If you only have a quarter the fun Annie had wae snoopy you’ll still have done well.


----------



## The laird (Nov 7, 2017)

Hi welcome and enjoy,you’ve obtained a famous vehicle within this great group of people .as wully said if you have half as much fun as Annie had you will do great.
That vehicle is a great servant happy and safe miles


----------



## Old Git (Nov 7, 2017)

Hello welcome and enjoy:have fun::have fun:


----------



## Minisorella (Nov 7, 2017)

:welcome: to the forum and a big welcome back to Snoopy   It's great that our Aussie friends have found a good home for Snoopy. He's had some amazing adventures over the years and I hope you both enjoy many more together.  Maybe pop in from time to time and tell about Snoopy's latest travels?


----------



## jeanette (Nov 8, 2017)

Hi and:welcome::camper:


----------



## Miduck (Nov 8, 2017)

*Miduck*

Welcombe the gang you won't go rong


----------



## mscott (Nov 9, 2017)

Thank you all for such a warm welcome, feel privileged to be behind the wheel of such a famous vehicle, I will take extra good care of him and keep you updated on our travels! :camper:

Will be looking to become a full member of the site in the coming weeks as the POIs are a great idea to have, along size all the other bits too. 

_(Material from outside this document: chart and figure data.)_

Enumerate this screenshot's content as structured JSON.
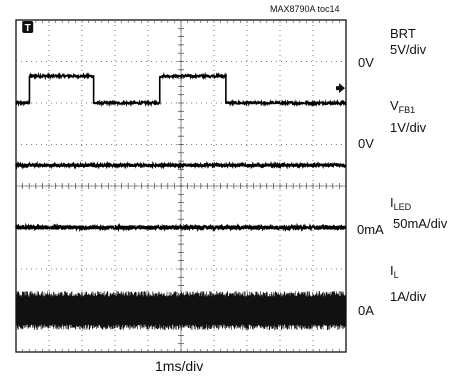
{
  "figure_id": "MAX8790A toc14",
  "time_base": "1ms/div",
  "chart_data": {
    "type": "line",
    "divisions": {
      "horizontal": 10,
      "vertical": 8
    },
    "x_axis": {
      "label": "1ms/div",
      "units": "ms",
      "range": [
        0,
        10
      ]
    },
    "trigger_marker": "T",
    "channels": [
      {
        "id": "brt",
        "name": "BRT",
        "scale": "5V/div",
        "ground_label": "0V",
        "ground_div": 6.0,
        "waveform": "pwm",
        "low_value_div": 0.0,
        "high_value_div": 0.65,
        "edges_ms": [
          0.4,
          2.35,
          4.35,
          6.35
        ],
        "noise_div": 0.03
      },
      {
        "id": "vfb1",
        "name": "V",
        "name_sub": "FB1",
        "scale": "1V/div",
        "ground_label": "0V",
        "ground_div": 4.5,
        "waveform": "dc",
        "value_div": 0.0,
        "noise_div": 0.04
      },
      {
        "id": "iled",
        "name": "I",
        "name_sub": "LED",
        "scale": "50mA/div",
        "ground_label": "0mA",
        "ground_div": 3.0,
        "waveform": "dc",
        "value_div": 0.0,
        "noise_div": 0.05
      },
      {
        "id": "il",
        "name": "I",
        "name_sub": "L",
        "scale": "1A/div",
        "ground_label": "0A",
        "ground_div": 1.0,
        "waveform": "ripple",
        "value_div": 0.0,
        "ripple_div": 0.45
      }
    ]
  }
}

I am yet to sleep in him yet as will be looking to build a slight extension to the bed (6’2 and my feet hang, just a little!) but will search the forums if there is any tips on how to create a flip down extension to a bench seat.

Thanks again guys and all the best in your travels!

-Morgan


----------



## phillybarbour (Nov 9, 2017)

Hi and welcome along to Snoopy, and driver.


----------